Une trentaine d’éléments de l’Union pour la Paix en Centrafrique (UPC), une fraction de l’ex-Séléka dirigée par Ali Daras, est arrivés à Dekoa, le samedi dernier. Cette information est confirmée par plusieurs sources locales contactées par le RJDH.

Selon les informations RJDH, ces combattants de l’UPC sont partis de Kaga-Bandoro. Une source jointe à Kaga-Bandoro a indiqué qu’ils fuient les rebelles du FPRC, une autre tendance de l’ex-Séléka avec laquelle les relations sont ces derniers temps tendues. De sources jointes à Dékoa, les combattants de l’UPC ont intégré la base de l’ex-Séléka de la ville «  dès leur arrivée, ils se sont rendus directement à la Base des ex-Séléka. Ils ne sortent pratiquement pas, mais nous ne savons pas ce qui se passe là où ils se trouvent » a confié un habitant de Dékoa.

Cette information a été confirmée sous anonymat par une autorité locale qui a indiqué que la peur a gagné la ville depuis l’arrivée de ces combattants « ils sont bien arrivés dans la ville et ils se trouvent à la base qu’occupaient les éléments de la Séléka. Mais je puis vous dire que les habitants ont peur parce que les rumeurs circulent comme quoi les éléments du FPRC vont attaquer ceux de l’UPC » confie-t-il.

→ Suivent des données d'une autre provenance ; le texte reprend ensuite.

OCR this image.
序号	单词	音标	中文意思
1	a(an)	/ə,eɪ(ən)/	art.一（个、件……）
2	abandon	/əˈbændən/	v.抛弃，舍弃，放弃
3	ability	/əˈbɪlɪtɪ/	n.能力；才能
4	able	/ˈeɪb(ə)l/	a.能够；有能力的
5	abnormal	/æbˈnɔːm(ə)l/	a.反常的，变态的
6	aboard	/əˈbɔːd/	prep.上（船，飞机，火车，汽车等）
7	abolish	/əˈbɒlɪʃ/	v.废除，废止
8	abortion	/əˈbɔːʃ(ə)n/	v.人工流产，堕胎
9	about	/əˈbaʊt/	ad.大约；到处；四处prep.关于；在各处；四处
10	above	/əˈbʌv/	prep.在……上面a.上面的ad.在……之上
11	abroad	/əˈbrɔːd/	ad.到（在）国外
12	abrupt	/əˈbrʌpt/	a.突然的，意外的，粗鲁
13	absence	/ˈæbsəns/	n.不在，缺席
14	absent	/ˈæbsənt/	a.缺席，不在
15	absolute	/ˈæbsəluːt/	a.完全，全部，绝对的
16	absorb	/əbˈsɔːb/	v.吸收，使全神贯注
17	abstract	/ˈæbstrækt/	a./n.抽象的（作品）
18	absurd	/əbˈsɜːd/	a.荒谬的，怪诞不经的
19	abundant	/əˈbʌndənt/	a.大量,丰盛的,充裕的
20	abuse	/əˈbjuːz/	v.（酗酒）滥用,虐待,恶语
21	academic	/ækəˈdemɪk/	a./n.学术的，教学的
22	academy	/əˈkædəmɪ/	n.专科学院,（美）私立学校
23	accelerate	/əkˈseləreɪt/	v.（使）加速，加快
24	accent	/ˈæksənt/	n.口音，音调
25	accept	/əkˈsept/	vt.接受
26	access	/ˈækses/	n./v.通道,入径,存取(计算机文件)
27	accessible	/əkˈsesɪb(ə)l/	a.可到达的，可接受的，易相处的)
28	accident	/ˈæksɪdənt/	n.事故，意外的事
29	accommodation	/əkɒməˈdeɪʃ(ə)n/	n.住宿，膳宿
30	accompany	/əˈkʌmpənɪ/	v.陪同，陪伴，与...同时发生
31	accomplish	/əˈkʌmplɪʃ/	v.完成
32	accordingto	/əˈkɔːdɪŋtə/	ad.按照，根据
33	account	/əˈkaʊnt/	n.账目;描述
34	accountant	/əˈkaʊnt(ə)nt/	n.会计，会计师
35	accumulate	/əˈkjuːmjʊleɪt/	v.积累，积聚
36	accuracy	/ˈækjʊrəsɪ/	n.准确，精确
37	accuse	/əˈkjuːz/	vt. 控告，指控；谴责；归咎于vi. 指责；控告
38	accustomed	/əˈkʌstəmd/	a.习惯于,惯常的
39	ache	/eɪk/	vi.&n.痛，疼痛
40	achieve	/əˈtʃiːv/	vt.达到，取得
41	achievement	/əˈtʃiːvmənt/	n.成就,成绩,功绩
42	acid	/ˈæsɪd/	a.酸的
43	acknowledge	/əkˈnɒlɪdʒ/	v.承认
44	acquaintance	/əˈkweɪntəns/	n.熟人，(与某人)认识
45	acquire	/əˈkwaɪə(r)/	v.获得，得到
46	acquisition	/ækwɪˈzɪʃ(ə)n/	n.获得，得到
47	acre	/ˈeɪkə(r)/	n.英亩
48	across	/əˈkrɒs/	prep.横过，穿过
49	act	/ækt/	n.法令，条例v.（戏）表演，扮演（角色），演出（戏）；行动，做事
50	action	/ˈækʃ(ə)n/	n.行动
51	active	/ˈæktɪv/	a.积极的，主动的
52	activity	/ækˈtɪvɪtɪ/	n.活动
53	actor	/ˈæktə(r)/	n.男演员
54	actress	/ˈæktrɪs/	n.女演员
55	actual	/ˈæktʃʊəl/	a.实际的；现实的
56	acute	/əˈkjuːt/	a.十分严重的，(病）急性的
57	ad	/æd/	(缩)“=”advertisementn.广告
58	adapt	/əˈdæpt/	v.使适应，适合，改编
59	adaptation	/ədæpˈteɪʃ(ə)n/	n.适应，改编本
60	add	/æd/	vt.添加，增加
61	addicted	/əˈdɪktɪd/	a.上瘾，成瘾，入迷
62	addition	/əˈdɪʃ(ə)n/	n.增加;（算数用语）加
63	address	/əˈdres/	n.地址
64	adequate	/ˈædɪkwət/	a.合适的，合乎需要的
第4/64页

Face à cette situation, les casques bleus et les gendarmes centrafricains présents dans la ville ont multipliés les patrouilles, informations confirmée par plusieurs sources indépendantes. Depuis l’arrivée de ces combattants, aucun coup de feu n’est entendu.

Les relations entre UPC et FPRC se sont détériorées ces derniers mois. Ces deux tendances ex-Séléka se sont déjà affrontées, ces derniers jours à Kabo, Wandago et Mbrès.